Holly Black: Tithe: A Modern Faerie Tale
Tithe: A Modern Faerie Tale
by Holly Black
I picked this book up because it sounded neat. A modern faerie tale? Yes please! Plus, I had read Holly’s Spiderwick Chronicles and enjoyed them, so I figured this one was a good choice. And I was right! I enjoyed reading it, and found myself caught up in the character development and plotlines. There were a few twists, too. Some of them I saw coming, others I did not.
To be honest, when I first started reading the book I wasn’t sure what I was going to think of it. It starts (after the opening scenes, anyway) with our school-aged heroine out past the time when her grandmother thinks she should be in bed, climbing into abandoned buildings, smoking, and getting accosted by the boyfriend of her best friend. (Nothing too bad, but he makes unwanted advances.) While I will grant you that I was a prude in high school (and like it or not some of that sticks around later in life) I wasn’t sure that this kind of heroine was someone I wanted to read a whole book about. However, I’m glad I kept going. While Kaye does continue to behave consistently with the way she started the book, her actions are tempered a bit by what happens in the land of faerie and what she finds out.

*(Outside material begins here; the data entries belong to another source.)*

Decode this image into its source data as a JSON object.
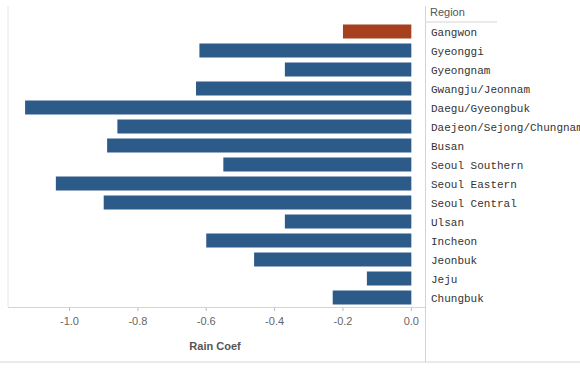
{
  "chart_data": {
    "type": "bar",
    "orientation": "horizontal",
    "x_label": "Rain Coef",
    "y_label": "Region",
    "categories": [
      "Gangwon",
      "Gyeonggi",
      "Gyeongnam",
      "Gwangju/Jeonnam",
      "Daegu/Gyeongbuk",
      "Daejeon/Sejong/Chungnam",
      "Busan",
      "Seoul Southern",
      "Seoul Eastern",
      "Seoul Central",
      "Ulsan",
      "Incheon",
      "Jeonbuk",
      "Jeju",
      "Chungbuk"
    ],
    "values": [
      -0.2,
      -0.62,
      -0.37,
      -0.63,
      -1.13,
      -0.86,
      -0.89,
      -0.55,
      -1.04,
      -0.9,
      -0.37,
      -0.6,
      -0.46,
      -0.13,
      -0.23
    ],
    "colors": [
      "#a6401f",
      "#2c5b8a",
      "#2c5b8a",
      "#2c5b8a",
      "#2c5b8a",
      "#2c5b8a",
      "#2c5b8a",
      "#2c5b8a",
      "#2c5b8a",
      "#2c5b8a",
      "#2c5b8a",
      "#2c5b8a",
      "#2c5b8a",
      "#2c5b8a",
      "#2c5b8a"
    ],
    "xlim": [
      -1.18,
      0.04
    ],
    "xticks": [
      {
        "value": -1,
        "label": "-1.0"
      },
      -0.8,
      -0.6,
      -0.4,
      -0.2,
      {
        "value": 0,
        "label": "0.0"
      }
    ],
    "grid": false
  }
}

Without going into spoiler territory, I will say that Kaye does some dumb things. A few of them are REALLY dumb things. Not unexpected for a teenager, but there were some things I rolled my eyes at. (Again, not unexpected for a teenager.) It was completely believable behavior, mind. I can’t say I wouldn’t have behaved similarly at her age. I also have to say that her faerie friends acted how I would expect faeries to act. (Her faerie enemies did, as well.) It was interesting to see how her human friends and family acted and reacted to the faeries, and the character interactions are what makes me curious about the rest of the series.
Is this one worth reading? Yes. It won’t be for everyone, because some people won’t be able to get past Kaye’s or her mother’s initial actions, or be able to accept faeries as something other than cute, happy, friendly beings. However, if it sounds like an interesting book and you’re okay with the more traditional take on faeries you should certainly give it a try.